Les essences (al-a’yan) – que certains appellent aussi les substances (al-jawahir) – ne disparaissent jamais. La “création nouvelle”, qui est permanente en ce monde et dans l’autre, concerne seulement les formes, qui ne sont que des accidents. Et tout ce qui n’est pas l’Être absolu – qui appartient à Allâh – est accident ».

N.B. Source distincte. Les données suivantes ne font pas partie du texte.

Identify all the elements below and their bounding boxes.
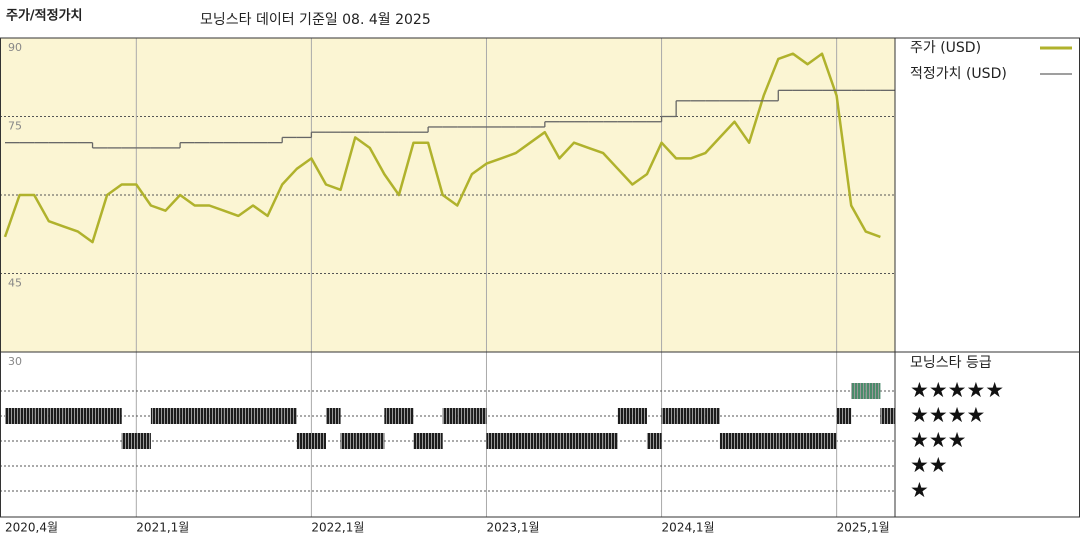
chart-subtitle: 모닝스타 데이터 기준일 08. 4월 2025 xyxy=(200,12,431,28)
rating-bar xyxy=(880,408,895,424)
rating-bar xyxy=(530,433,545,449)
rating-bar xyxy=(807,433,823,449)
price-line xyxy=(3,52,881,244)
rating-bar xyxy=(238,408,254,424)
rating-bar xyxy=(92,408,108,424)
rating-bar xyxy=(442,408,458,424)
rating-bar xyxy=(544,433,560,449)
legend-label: 주가 (USD) xyxy=(910,40,981,56)
rating-bar xyxy=(851,383,866,399)
rating-bar xyxy=(413,433,429,449)
x-tick-label: 2024,1월 xyxy=(662,521,715,535)
y-tick-label: 75 xyxy=(8,120,22,133)
chart-title: 주가/적정가치 xyxy=(6,8,83,24)
rating-bar xyxy=(63,408,78,424)
rating-bar xyxy=(180,408,195,424)
rating-bar xyxy=(719,433,735,449)
rating-label: ★★★★★ xyxy=(910,378,1004,402)
x-tick-label: 2021,1월 xyxy=(136,521,189,535)
ratings-title: 모닝스타 등급 xyxy=(910,355,992,371)
y-tick-label: 90 xyxy=(8,41,22,54)
rating-bar xyxy=(136,433,151,449)
rating-bar xyxy=(836,408,852,424)
rating-bar xyxy=(325,408,341,424)
y-tick-label: 45 xyxy=(8,277,22,290)
rating-bar xyxy=(690,408,706,424)
rating-bar xyxy=(661,408,677,424)
rating-bar xyxy=(223,408,239,424)
rating-bar xyxy=(165,408,181,424)
y-tick-label: 30 xyxy=(8,355,22,368)
rating-bar xyxy=(865,383,881,399)
rating-bar xyxy=(150,408,166,424)
rating-bar xyxy=(603,433,618,449)
rating-bar xyxy=(5,408,20,424)
rating-label: ★★★★ xyxy=(910,403,985,427)
rating-label: ★★ xyxy=(910,453,948,477)
rating-bar xyxy=(340,433,356,449)
rating-bar xyxy=(501,433,516,449)
rating-bar xyxy=(355,433,370,449)
rating-bar xyxy=(822,433,837,449)
rating-bar xyxy=(588,433,604,449)
x-tick-label: 2020,4월 xyxy=(5,521,58,535)
rating-bar xyxy=(296,433,312,449)
rating-bar xyxy=(617,408,633,424)
rating-bar xyxy=(471,408,487,424)
legend-label: 적정가치 (USD) xyxy=(910,66,1007,82)
rating-bar xyxy=(705,408,720,424)
x-tick-label: 2025,1월 xyxy=(837,521,890,535)
rating-bar xyxy=(428,433,443,449)
x-tick-label: 2022,1월 xyxy=(311,521,364,535)
x-tick-label: 2023,1월 xyxy=(486,521,539,535)
rating-bar xyxy=(19,408,35,424)
rating-bar xyxy=(77,408,93,424)
rating-bar xyxy=(398,408,414,424)
rating-bar xyxy=(734,433,750,449)
rating-bar xyxy=(486,433,502,449)
rating-bar xyxy=(749,433,764,449)
rating-label: ★ xyxy=(910,478,929,502)
rating-bar xyxy=(632,408,647,424)
rating-bar xyxy=(763,433,779,449)
rating-bar xyxy=(194,408,210,424)
rating-bar xyxy=(311,433,326,449)
rating-bar xyxy=(559,433,575,449)
rating-bar xyxy=(282,408,297,424)
rating-bar xyxy=(34,408,49,424)
rating-bar xyxy=(384,408,399,424)
rating-bar xyxy=(792,433,808,449)
rating-bar xyxy=(369,433,385,449)
rating-bar xyxy=(121,433,137,449)
rating-bar xyxy=(574,433,589,449)
rating-bar xyxy=(253,408,268,424)
rating-bar xyxy=(209,408,224,424)
rating-bar xyxy=(267,408,283,424)
rating-bar xyxy=(778,433,793,449)
rating-label: ★★★ xyxy=(910,428,966,452)
rating-bar xyxy=(107,408,122,424)
rating-bar xyxy=(48,408,64,424)
rating-bar xyxy=(646,433,662,449)
rating-bar xyxy=(515,433,531,449)
rating-bar xyxy=(457,408,472,424)
rating-bar xyxy=(676,408,691,424)
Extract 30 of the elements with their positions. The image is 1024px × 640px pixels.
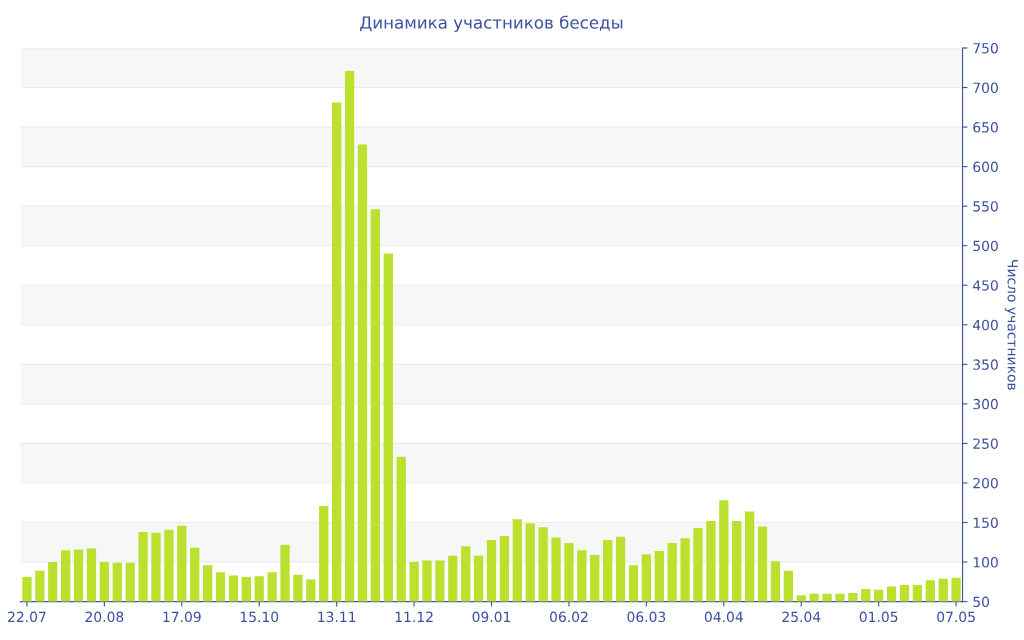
y2-tick-label: 450 [972, 280, 998, 291]
x-tick-label: 04.04 [704, 611, 743, 623]
x-tick-label: 15.10 [240, 611, 279, 623]
x-tick-label: 06.02 [549, 611, 588, 623]
x-tick-label: 22.07 [8, 611, 46, 623]
x-tick-label: 17.09 [163, 611, 201, 623]
y2-tick-label: 700 [973, 82, 998, 94]
x-tick-label: 13.11 [318, 611, 356, 623]
y2-tick-label: 300 [973, 398, 998, 410]
y2-tick-label: 500 [973, 240, 998, 252]
y2-tick-label: 100 [973, 557, 998, 568]
y2-tick-label: 650 [973, 122, 998, 133]
y2-tick-label: 400 [972, 319, 998, 331]
y2-tick-label: 50 [973, 596, 990, 608]
x-tick-label: 25.04 [782, 611, 821, 623]
y2-tick-label: 200 [973, 477, 998, 489]
y2-tick-label: 550 [973, 201, 998, 212]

    Il ne faut cependant pas mépriser ce bas-monde au point de détester les qualités et bienfaits qu’Allâh y a déposé et manifesté, comme les Prophètes, les Anges, les parents, les épouses, les enfants, les époux, les saint(e)s, les gens vertueux, la bonne santé, les bonnes subsistances, etc., car tout bienfait d’Allâh est digne d’admiration, comme Il le dit : « rappelez-vous les bienfaits d’Allâh afin que vous réussissiez » (Qur’ân 7, 69). Pour autant, il faut se prémunir contre nos perceptions biaisées, où ce qui est bénéfique et profitable devient néfaste quand on les idéalise ou qu’on les divinise, au point qu’ils deviennent un « ennemi déclaré » contre nous, lorsqu’ils nous éloignent de la Satisfaction Divine, de la vertu et de la justice, d’où les paroles qurâniques suivantes : « Allâh, nulle autre divinité que Lui!  Et c’est à Allâh que les croyants [doivent] s’en remettre. Ô vous qui avez cru, vous avez de vos épouses et de vos enfants un ennemi [une tentation]. Prenez-y garde donc. Mais si vous [les] excusez passez sur [leurs] fautes et [leur] pardonnez, sachez qu’Allâh est Pardonneur, Très Miséricordieux. Vos biens et vos enfants ne sont qu’une tentation, alors qu’auprès d’Allâh est une énorme récompense. Craignez Allâh, donc autant que vous pouvez, écoutez, obéissez et faites largesses. Ce sera un bien pour vous. Et quiconque a été protégé contre sa propre avidité… ceux-là sont ceux qui réussissent » (Qur’ân 64, 13-16) et « Ô les croyants ! Observez strictement la justice et soyez des témoins (véridiques) comme Allâh l’ordonne, fût-ce contre vous-mêmes, contre vos père et mère ou proches parents. Qu’il s’agisse d’un riche ou d’un besogneux, Allâh a priorité sur eux deux (et Il est plus connaisseur de leur intérêt que vous). Ne suivez donc pas les passions, afin de ne pas dévier de la justice. Si vous portez un faux témoignage ou si vous le refusez, [sachez qu’] Allâh est Parfaitement Connaisseur de ce que vous faites » (Qur’ân 4, 135).

Notes :


(1) NDT : La parole prophétique « Mourez avant de mourir » est rapportée notamment par Al-Hakîm At-Tirmidhî dans Nawadir al Ussûl selon Hudhayfa Ibn Al Yaman.